An unstated corollary of the OPs question is how should one prioritize local resource use versus distant resource use? e.g. the washing water is consumed there in drought-ridden SoCal. But what if the replacement aluminum is mined in, say, ore-rich Wyoming & converted to foil in the electricity-rich Pacific Northwest. (all factoids made up).

These are difficult questions to be sure. The challenge with almost any of these tradeoff decisions is that we don’t have a clean place to draw a boundary around the system. So we can’t even decide which things we ought to include for measurement. Much less have actual measured data to put into the trade-off formulas we’d hope to develop.

Which is one of the reasons economics is an effective decision-making apparatus. If one simply chooses whatever is cheapest for them, they have a simple decision metric and a built-in problem boundary. Depending on how the rest of the economy / society is arranged that can be very far from a globally optimal solution. But it IS easy to decide. Read up on “negative externalities” for more.

In the US the trash goes into landfills, yes?
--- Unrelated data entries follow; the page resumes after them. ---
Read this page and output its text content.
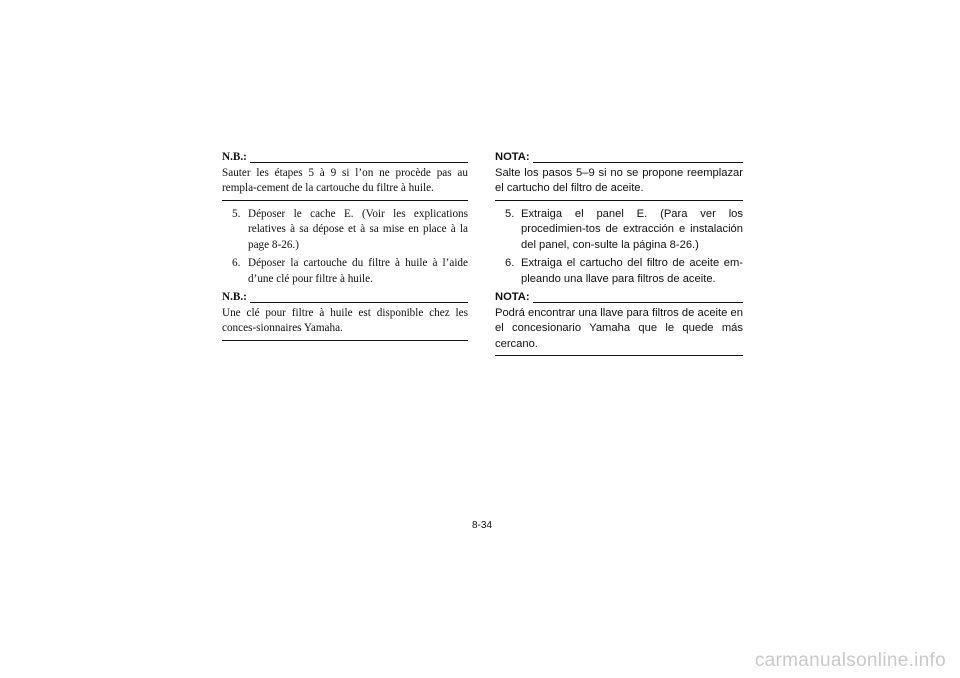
N.B.:
Sauter les étapes 5 à 9 si l’on ne procède pas au rempla-cement de la cartouche du filtre à huile.
5. Déposer le cache E. (Voir les explications relatives à sa dépose et à sa mise en place à la page 8-26.)
6. Déposer la cartouche du filtre à huile à l’aide d’une clé pour filtre à huile.
N.B.:
Une clé pour filtre à huile est disponible chez les conces-sionnaires Yamaha.
NOTA:
Salte los pasos 5–9 si no se propone reemplazar el cartucho del filtro de aceite.
5. Extraiga el panel E. (Para ver los procedimien-tos de extracción e instalación del panel, con-sulte la página 8-26.)
6. Extraiga el cartucho del filtro de aceite em-pleando una llave para filtros de aceite.
NOTA:
Podrá encontrar una llave para filtros de aceite en el concesionario Yamaha que le quede más cercano.
8-34
carmanualsonline.info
That’s a shame, because plastic burns really well and incinerating trash can generate a good deal of energy. The water is renewable, but so is the plastic: it gets burned (or eaten by microbes—eventually), turning it into CO₂, algae convert the CO₂ to something else, sink to the bottom of the ocean, turn into oil over time, the oil gets pumped up and turned into plastic.

IMO you should be looking at the energy use: how much energy does it take to heat your bag washing water vs how much energy does it cost to manufacture the bag? I’m guessing for plastic bags the two would be roughly in the same neighborhood, which brings me to my main point:

WTF, wash plastic bags!?

I’m sure you could use your time more productively. For instance, by running an errant on your bicycle or by foot rather than by car. That saves you a whole pile of bags worth of oil/CO₂.

Reusing/recycling aluminum makes more sense, though, as getting the metal out of the ore uses enormous amounts of electricity.

Also, while people still flush their toilets and washing their cars with drinking water I wouldn’t be too worried about normal household water use.

Thanks for the replies so far.

I don’t have time for fuller remarks now, but I will note that in my city–and in many–anything in the recycling that is dirty gets sorted out and thrown away. So aluminum foil with food on it must be cleaned to actually get recycled. Needless to say they don’t advertise this.

Here in Holland they collect different kinds of trash separately, presumably for the purpose of composting/recycling. But then some cities just put everything in one big pile to be incinerated. They keep collecting it separately to make the citizens feel good…

Also, they still insist on separating batteries although it’s been many years since those contained anything objectionable, you could probably eat a few with no ill effects.

Reusing aluminum foil makes some sense, but cleaning it just so it can recycled doesn’t make sense IMO. Like I said, there are better ways to spend your (and the city’s) time and money.

Here in Santa Barbara, we can recycle aluminum cans, but not foil. Kind of bums me out.